Aujourd'hui, la guérilla est réservée aux pays où Daech est encore assez puissant comme dans ses wilayat africaines, au Sinaï, sur le front syro-irakien, en Afghanistan et aux Philippines.
Les attentats du dimanche de Pâques au Sri Lanka tendent à démontrer que là où Daech n'est pas implanté de manière importante, il peut néanmoins se livrer à des opérations terroristes d'envergure en utilisant ses sympathisants implantés sur place. L'enquête en cours laisse entendre que cette cellule était purement locale, les terroristes s'étant formés grâce au net. L'un deux aurait même payé les essais préalables des explosifs de fortune ainsi confectionnés par de graves blessures.  Ce qui est très inquiétant, c'est que plus aucun pays ne semble être à l'abri même ceux auxquels ont ne pense pas. Par exemple, en Amérique latine qui a connu des attentats commandités dans un passé assez lointain (1992 et 1994) par Téhéran contre les intérêts juifs.

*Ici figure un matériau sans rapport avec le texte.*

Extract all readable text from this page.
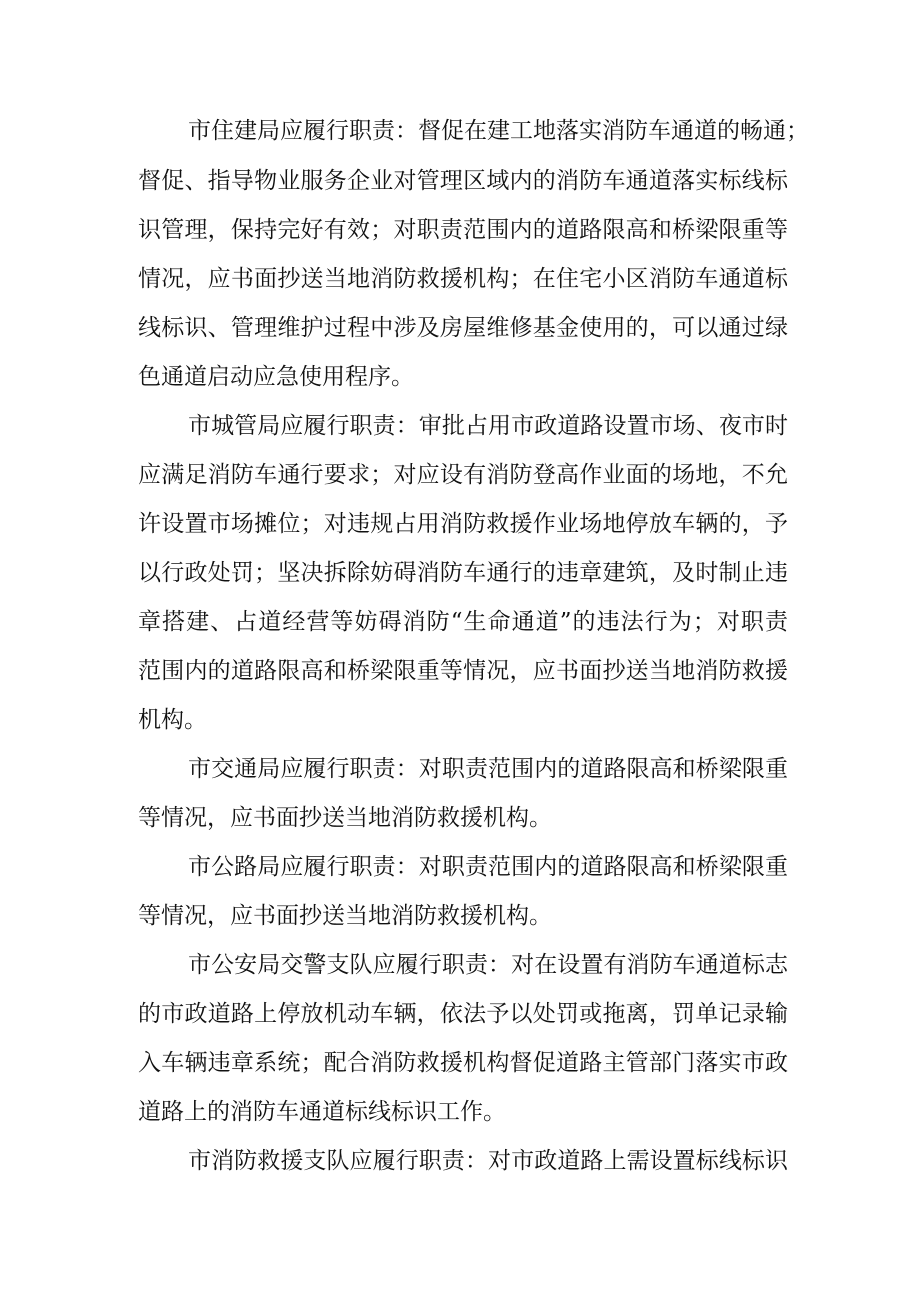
市住建局应履行职责：督促在建工地落实消防车通道的畅通；
督促、指导物业服务企业对管理区域内的消防车通道落实标线标
识管理，保持完好有效；对职责范围内的道路限高和桥梁限重等
情况，应书面抄送当地消防救援机构；在住宅小区消防车通道标
线标识、管理维护过程中涉及房屋维修基金使用的，可以通过绿
色通道启动应急使用程序。
市城管局应履行职责：审批占用市政道路设置市场、夜市时
应满足消防车通行要求；对应设有消防登高作业面的场地，不允
许设置市场摊位；对违规占用消防救援作业场地停放车辆的，予
以行政处罚；坚决拆除妨碍消防车通行的违章建筑，及时制止违
章搭建、占道经营等妨碍消防“生命通道”的违法行为；对职责
范围内的道路限高和桥梁限重等情况，应书面抄送当地消防救援
机构。
市交通局应履行职责：对职责范围内的道路限高和桥梁限重
等情况，应书面抄送当地消防救援机构。
市公路局应履行职责：对职责范围内的道路限高和桥梁限重
等情况，应书面抄送当地消防救援机构。
市公安局交警支队应履行职责：对在设置有消防车通道标志
的市政道路上停放机动车辆，依法予以处罚或拖离，罚单记录输
入车辆违章系统；配合消防救援机构督促道路主管部门落实市政
道路上的消防车通道标线标识工作。
市消防救援支队应履行职责：对市政道路上需设置标线标识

N'oublions pas que le Ramadan qui vient de débuter pour un mois est une période privilégiée pour mener le Djihad. Par le passé, c'est surtout Al-Qaida "canal historique" qui l'a rendu particulièrement sanglant. 
A noter que les bouleversements survenus au Soudan et en Algérie ont bien été notés par al-Baghdadi mais, comme cela a été le cas pour Al-Qaida "canal historique" avec les "printemps arabes", il ne semble pas très bien savoir comment s'y prendre pour exploiter la situation tout en appelant au Djihad dans ces pays car c'est le seul moyen pour renverser les "tyrans".

Pour conclure, Daech est entré dans une phase de clandestinité active qui devrait s'étendre sur au moins une génération. Son combat est sur le long terme et il peut frapper n'importe où surtout grâce à des sympathisants déjà implantés sur place (les mouvements d'activistes entre pays est plus dangereux que par le passé car les frontières - en dehors des Etats où les pouvoirs sont faibles comme en Afrique - sont plus surveillés). Les objectifs sont clairs : abattre les pouvoirs musulmans "corrompus" et "apostats" (comme les Iraniens) et tuer des "juifs et des croisés".
La guerre va donc se poursuivre tant que l'idéologie salafiste-djihadiste sera attractive pour de plus en plus de populations et le problème réside dans le fait qu'au niveau du combat des idées, personne ne sait trop quoi lui opposer.